Seamus McGrath

Personal information
- Full name: Seamus Patrick McGrath
- Born: March 5, 1976 (age 49) Mississauga, Ontario, Canada
- Height: 1.76 m (5 ft 9+1⁄2 in)
- Weight: 62 kg (137 lb)

Team information
- Current team: Retired
- Discipline: Mountain biking
- Role: Rider
- Rider type: Cross-country

Professional teams
- 1998: Haro MTB Team
- 2000–2002: Haro-Lee Dungaree
- 2007–2008: Rocky Mountain-Haywood

Medal record
Men's mountain biking
Representing Canada
Commonwealth Games
| Silver medal – second place | 2002 Manchester | Cross-country |
| Bronze medal – third place | 2006 Melbourne | Cross-country |

= Seamus McGrath =

Canadian cyclist

Seamus Patrick McGrath (born March 5, 1976, in Mississauga, Ontario) is a retired Canadian professional mountain biker. Riding the sport for more than 15 years as a member of the Canadian national team, McGrath has won two medals in mountain biking at the Commonwealth Games (2002 and 2006), and later represented his nation Canada in two editions of the Olympic Games (2004 and 2008). Before retiring to focus on and organize the annual Tour de Victoria race in late 2008, McGrath also trained and raced professionally for Haro-Lee Dungaree and Fuji Bikes under an exclusive sponsorship contract.

Growing up in Flamborough, Ontario, McGrath made his official debut at the 2002 Commonwealth Games in Manchester, England, where he joined his teammate Roland Green to take the silver medal and climb on top of the podium for Canada with a spectacular 1–2 finish.

When he first competed for Canada at the 2004 Summer Olympics in Athens, McGrath scored a career-high, ninth place in the men's cross-country race with a time of 2:20:33, finishing just off the podium by a three-minute gap. Two years later, McGrath continued to set another sterling record by picking up the bronze in the same tournament (2:13:43) at the 2006 Commonwealth Games in Melbourne, Australia, trailing behind the British duo Liam Killeen and Oliver Beckingsale within a short riding distance.

At the 2008 Summer Olympics in Beijing, McGrath qualified for his second Canadian squad, as a 32-year-old senior, in the men's cross-country race by receiving one of the nation's three available berths from the Canadian Cycling Association and the Union Cycliste Internationale, based on his best performance at the World Cup series, World Championships, and Mountain Biking World Series. McGrath could not match a stellar performance from Athens, as he suffered a tyre puncture and then had to ride the rim all the way around the tech zone in order to replace the flat tyre. Realizing that his new wheel contained a slow leak at the designated site, McGrath decided to end his course with only three laps left and a forty-fourth-place finish.

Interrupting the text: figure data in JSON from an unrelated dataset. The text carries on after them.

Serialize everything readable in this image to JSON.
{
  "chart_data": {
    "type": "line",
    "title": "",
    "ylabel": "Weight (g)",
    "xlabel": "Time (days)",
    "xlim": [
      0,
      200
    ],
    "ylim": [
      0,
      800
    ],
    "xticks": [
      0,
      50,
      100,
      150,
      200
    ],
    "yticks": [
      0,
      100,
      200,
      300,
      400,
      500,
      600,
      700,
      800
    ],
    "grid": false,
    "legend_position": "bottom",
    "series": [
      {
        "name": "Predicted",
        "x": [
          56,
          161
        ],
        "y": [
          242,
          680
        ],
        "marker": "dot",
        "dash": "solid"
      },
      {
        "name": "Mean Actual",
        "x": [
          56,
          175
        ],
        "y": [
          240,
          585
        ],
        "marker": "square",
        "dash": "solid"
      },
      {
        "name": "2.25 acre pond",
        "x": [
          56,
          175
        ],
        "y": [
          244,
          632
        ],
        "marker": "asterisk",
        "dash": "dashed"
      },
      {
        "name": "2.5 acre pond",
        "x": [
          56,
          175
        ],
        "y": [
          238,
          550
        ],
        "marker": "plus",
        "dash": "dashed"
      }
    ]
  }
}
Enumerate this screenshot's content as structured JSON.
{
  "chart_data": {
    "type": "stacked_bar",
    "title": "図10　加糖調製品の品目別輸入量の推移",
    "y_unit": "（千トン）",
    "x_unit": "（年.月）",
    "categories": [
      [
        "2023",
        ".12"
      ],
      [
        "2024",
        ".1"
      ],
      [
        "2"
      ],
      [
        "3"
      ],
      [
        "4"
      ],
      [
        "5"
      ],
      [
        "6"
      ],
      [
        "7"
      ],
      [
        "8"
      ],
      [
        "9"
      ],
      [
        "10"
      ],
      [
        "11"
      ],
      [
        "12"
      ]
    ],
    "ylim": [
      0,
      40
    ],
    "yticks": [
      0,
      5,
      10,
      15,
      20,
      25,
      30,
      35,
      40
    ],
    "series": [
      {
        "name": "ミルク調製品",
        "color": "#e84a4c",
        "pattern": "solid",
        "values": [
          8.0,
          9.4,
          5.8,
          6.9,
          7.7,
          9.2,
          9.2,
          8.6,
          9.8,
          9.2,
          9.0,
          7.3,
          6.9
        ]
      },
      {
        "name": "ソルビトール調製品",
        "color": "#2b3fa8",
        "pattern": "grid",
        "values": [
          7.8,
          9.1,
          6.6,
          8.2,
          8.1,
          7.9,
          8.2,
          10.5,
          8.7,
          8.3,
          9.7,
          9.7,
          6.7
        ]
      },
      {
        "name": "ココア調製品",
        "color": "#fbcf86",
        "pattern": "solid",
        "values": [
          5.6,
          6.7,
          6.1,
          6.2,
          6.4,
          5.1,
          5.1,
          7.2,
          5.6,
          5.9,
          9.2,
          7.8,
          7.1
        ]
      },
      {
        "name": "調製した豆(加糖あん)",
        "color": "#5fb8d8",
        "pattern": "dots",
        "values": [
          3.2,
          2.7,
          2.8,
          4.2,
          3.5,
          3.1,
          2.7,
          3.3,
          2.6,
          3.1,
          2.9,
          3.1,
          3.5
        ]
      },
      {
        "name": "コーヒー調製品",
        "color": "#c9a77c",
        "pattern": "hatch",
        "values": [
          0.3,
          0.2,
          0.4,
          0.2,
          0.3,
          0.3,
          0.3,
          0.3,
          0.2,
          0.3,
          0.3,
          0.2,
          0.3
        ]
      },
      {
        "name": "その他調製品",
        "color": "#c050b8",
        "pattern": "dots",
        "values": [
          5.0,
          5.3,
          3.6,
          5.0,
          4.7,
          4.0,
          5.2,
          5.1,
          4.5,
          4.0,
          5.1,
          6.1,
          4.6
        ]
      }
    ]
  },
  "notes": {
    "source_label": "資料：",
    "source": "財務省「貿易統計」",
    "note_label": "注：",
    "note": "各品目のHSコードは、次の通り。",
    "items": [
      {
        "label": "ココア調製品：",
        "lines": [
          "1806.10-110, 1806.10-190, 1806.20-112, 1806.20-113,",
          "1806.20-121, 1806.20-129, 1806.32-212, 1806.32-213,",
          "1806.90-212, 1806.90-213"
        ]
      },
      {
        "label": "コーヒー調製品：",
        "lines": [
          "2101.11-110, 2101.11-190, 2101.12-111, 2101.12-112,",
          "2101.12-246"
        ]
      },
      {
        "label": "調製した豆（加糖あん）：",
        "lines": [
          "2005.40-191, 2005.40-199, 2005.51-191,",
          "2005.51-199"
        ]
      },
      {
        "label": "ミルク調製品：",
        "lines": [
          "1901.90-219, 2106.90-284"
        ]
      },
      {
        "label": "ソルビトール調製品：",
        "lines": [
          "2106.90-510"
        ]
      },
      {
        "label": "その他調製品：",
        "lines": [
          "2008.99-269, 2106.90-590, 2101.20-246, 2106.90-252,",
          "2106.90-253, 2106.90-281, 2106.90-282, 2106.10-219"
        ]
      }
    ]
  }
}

In 2013 disgraced cyclist Michael Rasmussen wrote a book titled Yellow Fever in which he claimed that Seamus McGrath along with two other Canadian mountain-bikers (Ryder Hesjedal and Chris Sheppard) travelled to Spain in 2003 so that Michael Rasmussen could show them how to use doping products properly. In his book, Rasmussen writes that Seamus McGrath, Ryder Hesjedal and Chris Sheppard all received advice on doping from him; "A good result in the world championships [2003] could send them to the Olympics in Athens in 2004," Rasmussen wrote. "They moved into my basement in August, before I went to the Vuelta a Espana, and right after I had ridden the Meisterschaft von Zurich. There, they stayed around 14 days' time. I trained with them in the Dolomites and taught them how to [make] vitamin injections and how you took EPO and Synacthen [cortisone]." Seamus confessed to using these doping products only for the period of time in which Michael Rasmussen claimed to have shown the three cyclists how to use the doping products. In a statement in 2013 Seamus said, “When I became aware of doping in my early 20s, I made a promise to myself to commit to clean sport,” McGrath said in a statement. “I broke this promise to myself in 2003. I’d like to take this chance to apologize first and foremost to my parents who instilled in me strong morals and values, which I compromised for a brief period over a decade ago. I would also like to apologize to my family, friends, fans and sponsors who supported me during my career,” McGrath said, “along with my fellow competitors at the time. I disrespected the sport I love and am ashamed of my actions. I broke the rules of sportsmanship and went against what I knew to be right. For this, I will always be sorry."